Now for the really heavy stuff. Hands down, the worst part of running the Busch Clash in Los Angeles is the race’s timing and location.

Let’s start with location. Los Angeles Memorial Coliseum is approximately 2,500 miles northwest of Daytona Beach, Florida. That means the hauler drivers — the folks tasked with safely transporting 3,200-pound stock cars from sea to shining sea — will need to leave their team’s Charlotte area shop a few days before the Clash gets underway. And then, when the race is over, they’ll have to drive all the way back.

Never mind that everyone is heading back out West for three consecutive weekends of racing after leaving Daytona. And never mind the amount of time, money, and resources that all of this requires. Heck, if NASCAR is so desperate for a 150-lap exhibition race on a makeshift race track, why not just start the season out West and have the Daytona 500 fall in line once the so-called “West Coast Swing” is completed? I jest, of course, but you get the idea (I hope).

Staging a non-points-paying exhibition on the West Coast, only to make the long trek to South Central Florida 10 days later and then return to the West Coast the weekend after that, is nothing less than a logistical nightmare.
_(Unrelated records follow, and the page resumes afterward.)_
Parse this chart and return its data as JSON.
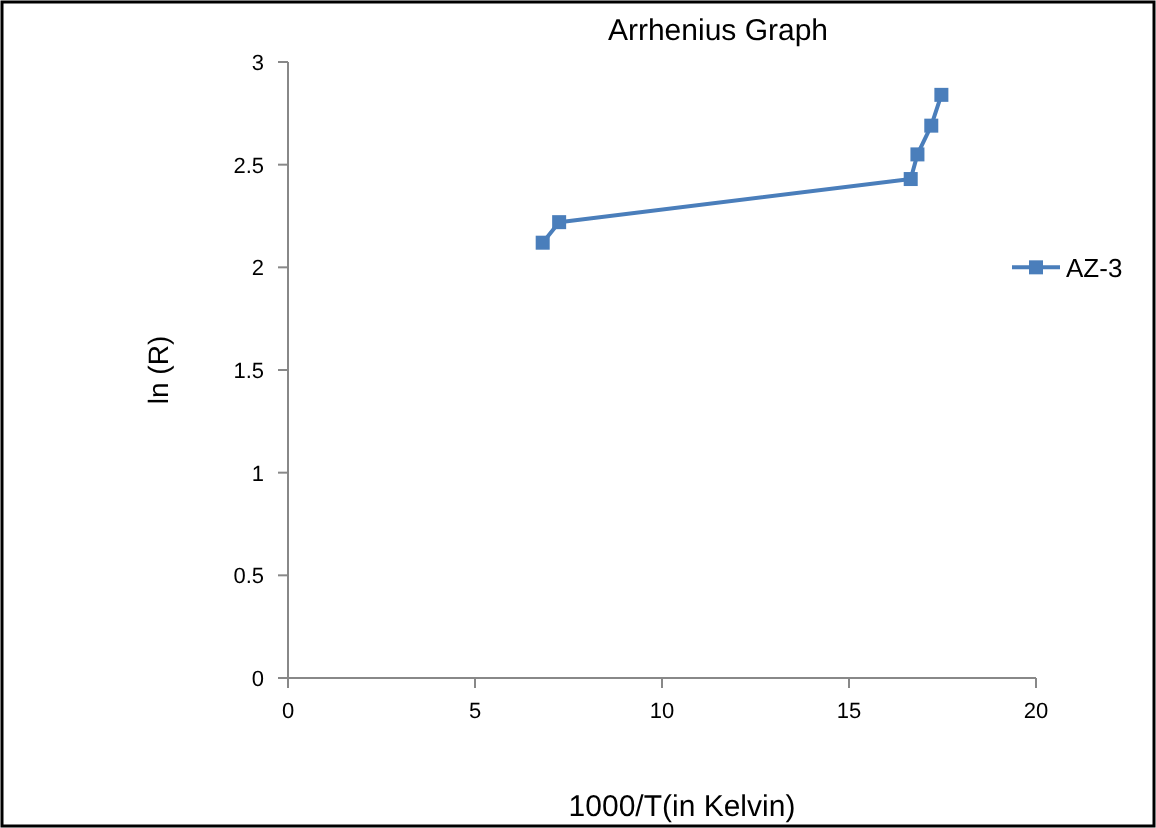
{
  "chart_data": {
    "type": "line",
    "title": "Arrhenius Graph",
    "xlabel": "1000/T(in Kelvin)",
    "ylabel": "ln (R)",
    "xlim": [
      0,
      20
    ],
    "xticks": [
      0,
      5,
      10,
      15,
      20
    ],
    "ylim": [
      0,
      3
    ],
    "yticks": [
      0,
      0.5,
      1,
      1.5,
      2,
      2.5,
      3
    ],
    "grid": false,
    "legend": "right",
    "marker": "square",
    "line_style": "solid",
    "series": [
      {
        "name": "AZ-3",
        "color": "#4a7ebb",
        "x": [
          6.81,
          7.25,
          16.65,
          16.83,
          17.2,
          17.47
        ],
        "values": [
          2.12,
          2.22,
          2.43,
          2.55,
          2.69,
          2.84
        ]
      }
    ]
  }
}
Worst of all, though, is that having a race on February 5 — a full two weeks before the Daytona 500 — makes the already short off-season even shorter. Then, after a weekend between the Clash and the 500 for everyone to collect themselves, it’s 37 races in 38 weekends, with the only timeout coming in June on Father’s Day.

That’s a brutal schedule for just about anybody who’s one of NASCAR’s weekend warriors, regardless of how much they love the sport or how much money they make participating in it. And it’s especially rough when you throw in a not-so-well-thought-out exhibition race on another coast before the real season even begins.